The archbishop’s comments came in response to questions from Kathryn Jean Lopez of National Review Online during his flight from Washington, D.C. to Rome.
In her interview, Lopez remarked that Archbishop Burke had seemingly made very clear that Catholic voters "collaborated with evil" when they voted for Obama.
If one is a Catholic who voted for Obama, she asked, "do you have to confess this now that Mexico City, embryo-destructive funding, among other things, have happened?"
The archbishop responded that if a Catholic "knowingly and deliberately" votes for a person who is in favor of "the most grievous violations of the natural moral law," then he has "formally cooperated in a grave evil and must confess his serious sin.

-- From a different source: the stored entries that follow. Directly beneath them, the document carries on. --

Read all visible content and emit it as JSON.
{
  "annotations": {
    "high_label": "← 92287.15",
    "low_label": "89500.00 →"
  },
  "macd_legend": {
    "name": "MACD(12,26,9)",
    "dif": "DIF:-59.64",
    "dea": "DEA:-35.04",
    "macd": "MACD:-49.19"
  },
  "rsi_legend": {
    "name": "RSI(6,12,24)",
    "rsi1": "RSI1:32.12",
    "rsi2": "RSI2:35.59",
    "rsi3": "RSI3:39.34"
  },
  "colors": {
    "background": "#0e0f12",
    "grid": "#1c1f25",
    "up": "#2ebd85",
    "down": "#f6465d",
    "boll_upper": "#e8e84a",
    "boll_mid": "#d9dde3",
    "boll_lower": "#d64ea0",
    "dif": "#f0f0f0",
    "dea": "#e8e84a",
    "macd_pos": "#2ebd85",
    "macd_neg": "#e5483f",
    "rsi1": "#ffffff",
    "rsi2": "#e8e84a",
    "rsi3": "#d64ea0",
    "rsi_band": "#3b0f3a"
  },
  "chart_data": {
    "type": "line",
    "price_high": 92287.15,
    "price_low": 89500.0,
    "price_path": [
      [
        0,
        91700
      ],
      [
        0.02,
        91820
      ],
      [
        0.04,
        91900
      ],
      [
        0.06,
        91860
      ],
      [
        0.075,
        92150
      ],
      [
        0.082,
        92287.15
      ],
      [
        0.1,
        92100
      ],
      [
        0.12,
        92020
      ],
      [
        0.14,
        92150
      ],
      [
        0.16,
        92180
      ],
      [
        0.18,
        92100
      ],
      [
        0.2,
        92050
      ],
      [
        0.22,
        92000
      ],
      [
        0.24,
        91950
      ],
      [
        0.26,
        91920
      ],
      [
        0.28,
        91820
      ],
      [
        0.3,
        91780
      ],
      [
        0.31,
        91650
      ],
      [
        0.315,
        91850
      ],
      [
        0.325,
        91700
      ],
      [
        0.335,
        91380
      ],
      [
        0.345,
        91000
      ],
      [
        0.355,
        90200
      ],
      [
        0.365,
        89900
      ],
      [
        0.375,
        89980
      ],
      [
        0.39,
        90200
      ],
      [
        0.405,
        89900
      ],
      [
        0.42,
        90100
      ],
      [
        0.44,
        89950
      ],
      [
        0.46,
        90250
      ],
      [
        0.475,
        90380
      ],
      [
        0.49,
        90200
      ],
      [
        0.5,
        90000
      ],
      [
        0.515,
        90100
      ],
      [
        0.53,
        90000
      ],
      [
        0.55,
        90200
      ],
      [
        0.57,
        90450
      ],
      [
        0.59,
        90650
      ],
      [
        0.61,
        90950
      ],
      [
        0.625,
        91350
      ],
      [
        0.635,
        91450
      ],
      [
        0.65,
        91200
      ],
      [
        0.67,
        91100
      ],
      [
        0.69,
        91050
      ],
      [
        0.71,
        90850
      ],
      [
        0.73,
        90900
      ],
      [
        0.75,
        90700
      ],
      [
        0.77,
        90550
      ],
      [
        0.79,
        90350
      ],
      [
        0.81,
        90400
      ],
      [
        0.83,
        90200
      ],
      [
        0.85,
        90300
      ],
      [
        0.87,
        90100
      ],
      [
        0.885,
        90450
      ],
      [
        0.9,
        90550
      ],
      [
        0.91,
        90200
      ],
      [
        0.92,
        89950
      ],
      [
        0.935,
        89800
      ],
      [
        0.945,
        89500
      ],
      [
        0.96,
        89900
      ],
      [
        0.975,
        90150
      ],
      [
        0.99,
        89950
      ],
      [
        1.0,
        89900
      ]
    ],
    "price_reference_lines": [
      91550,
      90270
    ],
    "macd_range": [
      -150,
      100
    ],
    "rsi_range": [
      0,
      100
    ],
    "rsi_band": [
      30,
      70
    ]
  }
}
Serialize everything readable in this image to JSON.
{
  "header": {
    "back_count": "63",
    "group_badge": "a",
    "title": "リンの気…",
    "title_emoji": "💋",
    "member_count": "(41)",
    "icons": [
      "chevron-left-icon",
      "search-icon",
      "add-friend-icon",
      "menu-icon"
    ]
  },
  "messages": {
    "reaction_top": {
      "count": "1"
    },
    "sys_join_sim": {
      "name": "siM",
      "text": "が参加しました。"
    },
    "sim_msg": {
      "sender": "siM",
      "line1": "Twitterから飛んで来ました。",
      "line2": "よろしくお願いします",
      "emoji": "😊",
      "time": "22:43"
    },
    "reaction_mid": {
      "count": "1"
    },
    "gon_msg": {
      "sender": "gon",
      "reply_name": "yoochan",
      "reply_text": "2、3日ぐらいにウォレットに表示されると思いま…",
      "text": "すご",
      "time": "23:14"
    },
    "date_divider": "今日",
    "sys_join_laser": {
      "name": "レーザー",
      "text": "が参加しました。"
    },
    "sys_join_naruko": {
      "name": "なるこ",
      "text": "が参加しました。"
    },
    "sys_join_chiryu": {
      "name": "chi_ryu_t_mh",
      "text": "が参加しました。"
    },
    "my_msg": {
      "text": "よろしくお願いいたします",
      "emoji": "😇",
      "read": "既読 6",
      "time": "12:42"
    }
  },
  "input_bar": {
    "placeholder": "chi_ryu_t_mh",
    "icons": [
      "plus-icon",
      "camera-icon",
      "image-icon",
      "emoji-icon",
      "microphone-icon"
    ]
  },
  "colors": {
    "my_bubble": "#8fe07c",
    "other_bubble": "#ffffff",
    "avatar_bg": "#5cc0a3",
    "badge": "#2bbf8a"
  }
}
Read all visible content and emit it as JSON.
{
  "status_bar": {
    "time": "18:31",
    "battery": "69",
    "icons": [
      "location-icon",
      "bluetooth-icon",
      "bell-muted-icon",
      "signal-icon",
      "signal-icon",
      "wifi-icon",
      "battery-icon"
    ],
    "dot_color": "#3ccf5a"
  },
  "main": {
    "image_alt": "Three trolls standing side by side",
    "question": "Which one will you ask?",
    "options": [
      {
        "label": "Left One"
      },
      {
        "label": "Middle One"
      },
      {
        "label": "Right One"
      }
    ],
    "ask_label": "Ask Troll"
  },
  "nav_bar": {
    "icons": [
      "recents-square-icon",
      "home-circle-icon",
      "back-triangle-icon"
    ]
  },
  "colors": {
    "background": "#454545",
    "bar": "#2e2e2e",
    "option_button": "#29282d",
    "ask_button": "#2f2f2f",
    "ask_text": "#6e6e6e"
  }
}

"Since President Obama clearly announced, during the election campaign, his anti-life and anti-family agenda, a Catholic who knew his agenda regarding, for example, procured abortion, embryonic-stem-cell research, and same-sex marriage, could not have voted for him with a clear conscience."
During his campaign, President Obama said he was not in favor of same-sex "marriage" but he endorsed civil unions.
Archbishop Burke, who formerly headed the Archdiocese of St. Louis, is now prefect of the Supreme Tribunal of the Apostolic Signatura. The office oversees the Roman Rota in hearing canonical appeals from dioceses around the world.
In other remarks in his interview with Lopez, the archbishop said that "consistent witness" of Catholics’ respect for the "inviolable dignity" of innocent human life and for the "integrity of marriage" can help change minds and hearts of those who do not see the wrongness of abortion or the need to safeguard marriage and the family from threats like same-sex "marriage."
In addition to prayer and fasting, he added, minds can also be changed by effectively communicating both the "most serious moral implications" of giving parents the right "to destroy the child they have conceived" and the implications of redefining the "fundamental nature" of marriage.
Asked about bishops’ actions toward self-described Catholic politicians who support legal abortion, Archbishop Burke said it was not his place to declare what a diocesan bishop should or should not be doing in a particular situation.
Those concerned about the University of Notre Dame’s decision to invite President Obama as commencement speaker, he said, should make their concerns known in writing to Notre Dame President Fr. John Jenkins and Bishop of Fort Wayne-South Bend John M. D’Arcy. They should also write Cardinal Zenon Grocholewski, prefect of the Congregation for Catholic Education, the office responsible in matters concerning Catholic universities.
In his other comments to Lopez, Archbishop Burke praised consecrated virgins as a "strong witness to the purity and selflessness with which we all should love one another" and as a "public witness to the love of Christ for all."
He said he was attracted by the possibility of directly serving Pope Benedict in his Vatican position. Asked to give his advice for his successor in St. Louis, Archbishop Robert Carlson, he declined. However, he noted he had congratulated the prelate.
Lopez noted that the National Catholic Prayer Breakfast audience was at its most supportive when he described the Notre Dame Obama invitation controversy as an "outrage." She asked the archbishop whether he worried whether his audience "waits for the headline-making applause lines" but misses the message about spiritual works and devotionals.
"The heart of my message was conversion of life; prayer and participation in the Sacraments; study and reflection; and action," Archbishop Burke said.
The "strong response" to his description of Notre Dame’s invitation to President Obama, he said, reflected "the degree to which faithful Catholics are profoundly scandalized by the proposed conferral of an honorary degree of Doctor of Laws upon a highly public figure who is pursuing so aggressively a program of procured abortion and same-sex marriage."